Pekiyi, Chelsea’nin yaptığını neden Real Madrid yapamadı? Çünkü Chelsea’nin amacı beraberlikti. Real Madrid’in ise kazanmaktan başka seçeneği yoktu… Bunun için kaçınılmaz olarak savunmasını öne çıkardı. Her iki devrede de ilk golü onlar attı zaten… Günümüz futbolunda, özellikle ofsayt kuralında yapılan değişikliklerden sonra savunmayı
ileri çıkarmak demek risk almak demek. Eğer oyuncularınız hızlı değilse, eğer orta alanınız çabuk ileri geri oynamıyorsa, arkaya atılan her uzun topta gedik veriyorsunuz. Bkz: Henry golleri… Savunma geriye yaslanır, orta alan da zayıf kalırsa 18 önündeki boş alanda rakip araya bitirici paslar atıyor. Bkz: Messi golleri…

Bizim futbolumuz da işte bu alanda batıyor.

Beşiktaş savunması kolay gol yememek için geri yaslanıyor. Liverpool’dan 8 gol de savunma korkudan geri kaçtığı için yenmişti… Denizli bunu önlemek için savunma önüne iki oyuncu çakıyor. Beşiktaş gol yemiyor ama maçların 50 dakikasında alanından çıkmıyor, rastgele toplarla gol arıyor. Sonra da rakip izin verince karşı kaleye gidiyor.
O zaman da savunma önünde büyük boşluk doğuyor. Fener ikinci golü öncesinde bu alanda top sol çizgiden sağ çizgiye tıngır mıngır gitti.

Trabzon’un şampiyonluğundan 30 küsur yıl sonra Sivasspor’ın şampiyon olmasının ne tür bir ‘devrim’ olduğu, “Antep neden maça asıldı anlamadık” diyen bir kafanın neyi devrebileceği ayrı konu… Sivas’ın oynadığı futbol, 70 dakika orta alanı savunma önüne dayayan, uzun topla rastgele gol arayan bir ‘küme düşmeme’ futbolu… Topladıkları puan da zaten orta sıra puanı… Savunmayı ileri çıkardıklarında ise Saracoğlu’daki iki Fener maçında olduğu gibi çok kolay goller yemişlerdi.

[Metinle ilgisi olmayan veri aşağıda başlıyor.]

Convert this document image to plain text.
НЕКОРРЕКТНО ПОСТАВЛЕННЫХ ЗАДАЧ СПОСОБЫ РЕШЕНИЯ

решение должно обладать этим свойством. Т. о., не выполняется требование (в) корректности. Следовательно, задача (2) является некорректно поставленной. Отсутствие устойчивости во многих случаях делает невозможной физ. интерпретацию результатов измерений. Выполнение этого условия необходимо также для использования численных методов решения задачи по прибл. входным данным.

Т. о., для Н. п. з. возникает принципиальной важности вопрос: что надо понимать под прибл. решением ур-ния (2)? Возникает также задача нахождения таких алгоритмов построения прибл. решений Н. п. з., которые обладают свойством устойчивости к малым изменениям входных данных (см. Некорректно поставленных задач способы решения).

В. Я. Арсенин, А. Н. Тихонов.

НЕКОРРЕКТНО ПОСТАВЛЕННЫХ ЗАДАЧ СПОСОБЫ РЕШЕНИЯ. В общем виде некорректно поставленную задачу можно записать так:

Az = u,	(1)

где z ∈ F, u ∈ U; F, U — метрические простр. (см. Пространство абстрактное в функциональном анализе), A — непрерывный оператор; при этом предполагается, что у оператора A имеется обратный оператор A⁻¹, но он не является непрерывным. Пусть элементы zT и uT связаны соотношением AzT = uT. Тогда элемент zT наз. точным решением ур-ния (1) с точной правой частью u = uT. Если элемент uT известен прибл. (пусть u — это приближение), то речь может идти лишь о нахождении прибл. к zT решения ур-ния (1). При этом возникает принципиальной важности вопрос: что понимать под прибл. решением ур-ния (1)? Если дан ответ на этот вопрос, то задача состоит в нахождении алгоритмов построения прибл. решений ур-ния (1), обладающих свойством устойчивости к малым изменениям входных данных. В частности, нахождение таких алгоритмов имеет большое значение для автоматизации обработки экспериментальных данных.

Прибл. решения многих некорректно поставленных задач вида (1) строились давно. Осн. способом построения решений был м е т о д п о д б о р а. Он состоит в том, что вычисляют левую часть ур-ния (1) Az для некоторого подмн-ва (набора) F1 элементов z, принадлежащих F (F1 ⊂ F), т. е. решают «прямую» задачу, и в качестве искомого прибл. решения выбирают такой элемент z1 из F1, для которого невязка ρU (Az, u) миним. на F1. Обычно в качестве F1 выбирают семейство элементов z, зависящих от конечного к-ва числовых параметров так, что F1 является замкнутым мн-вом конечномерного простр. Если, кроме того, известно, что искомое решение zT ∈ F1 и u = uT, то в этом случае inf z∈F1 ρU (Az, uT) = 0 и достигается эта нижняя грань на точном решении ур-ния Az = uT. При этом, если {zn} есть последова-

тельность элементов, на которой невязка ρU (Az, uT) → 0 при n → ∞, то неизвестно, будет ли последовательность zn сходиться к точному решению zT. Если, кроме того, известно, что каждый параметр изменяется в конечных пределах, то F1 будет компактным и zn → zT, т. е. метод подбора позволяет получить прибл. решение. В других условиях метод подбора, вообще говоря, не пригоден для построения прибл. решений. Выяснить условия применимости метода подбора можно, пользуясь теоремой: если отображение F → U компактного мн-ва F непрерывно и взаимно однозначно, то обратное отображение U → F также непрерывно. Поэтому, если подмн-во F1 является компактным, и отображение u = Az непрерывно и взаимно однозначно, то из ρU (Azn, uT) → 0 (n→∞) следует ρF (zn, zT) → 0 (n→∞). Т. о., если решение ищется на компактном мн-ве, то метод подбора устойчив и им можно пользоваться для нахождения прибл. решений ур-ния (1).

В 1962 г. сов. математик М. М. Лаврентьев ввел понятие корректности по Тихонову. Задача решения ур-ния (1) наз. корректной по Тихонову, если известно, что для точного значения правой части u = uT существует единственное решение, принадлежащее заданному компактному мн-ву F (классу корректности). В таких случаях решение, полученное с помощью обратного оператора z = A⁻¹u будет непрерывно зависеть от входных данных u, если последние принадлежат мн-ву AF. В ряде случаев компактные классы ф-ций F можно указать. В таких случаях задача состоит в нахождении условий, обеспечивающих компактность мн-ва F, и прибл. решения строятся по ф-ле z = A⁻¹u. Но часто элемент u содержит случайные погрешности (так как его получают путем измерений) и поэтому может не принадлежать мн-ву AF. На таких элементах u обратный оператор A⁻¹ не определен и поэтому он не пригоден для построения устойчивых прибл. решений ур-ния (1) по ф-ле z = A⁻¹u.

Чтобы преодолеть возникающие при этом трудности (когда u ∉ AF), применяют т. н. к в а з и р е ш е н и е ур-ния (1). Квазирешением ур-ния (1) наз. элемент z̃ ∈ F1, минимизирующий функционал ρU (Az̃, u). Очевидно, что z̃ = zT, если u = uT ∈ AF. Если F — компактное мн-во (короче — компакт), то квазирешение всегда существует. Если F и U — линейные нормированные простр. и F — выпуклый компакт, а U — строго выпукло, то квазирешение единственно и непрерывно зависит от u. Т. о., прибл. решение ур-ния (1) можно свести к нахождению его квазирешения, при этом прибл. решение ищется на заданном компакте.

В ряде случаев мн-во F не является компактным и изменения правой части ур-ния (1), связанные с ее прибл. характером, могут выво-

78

Anlaşılan pazar günkü oyununa bakıp “Fener’e neredeydin?” diyenler Kanarya’nın bu maçlarını ve Galatasaray maçını unutmuş. Mustafa Denizli de… Fener bu yıl kazanması kuşkulu maçları hep dikkatli ve tutarlı oynadı. Rakibin savunması ileri çıktığında ara paslarla cezayı kesti. Yaslanan takımlara karşı ise zorlandı. Akıllı yaslanıp hızlı çıkan Kayserispor gibi takımlardan fark yedi.

Daha once yazdım. Aragones oyun anlayışını ve disiplinini geriden kuruyor. Adam ne yapsın, orta alana gelince ‘başkanın oğlu’ Emre’ye ve Zico tarzında inat eden Alex’e takılıyor… Fırsat bulsa iki-üç yıl içinde keni oyununu oynayacak takımı kuracak belki. Ancak zor. Bu bizim özel şartlarımız var. Başkalarına benzemeyen özel bir futbolumuz var.

12 Eylül hukukuyla AB kapısından geçmeye çalışmamız gibi bu ‘Turko futbol’la Avrupa’da final oynamayı hayal ediyoruz…

Haftaya yazımın başlığı: ‘Türkiyem, Türkiyem özel şartlar cennetim.’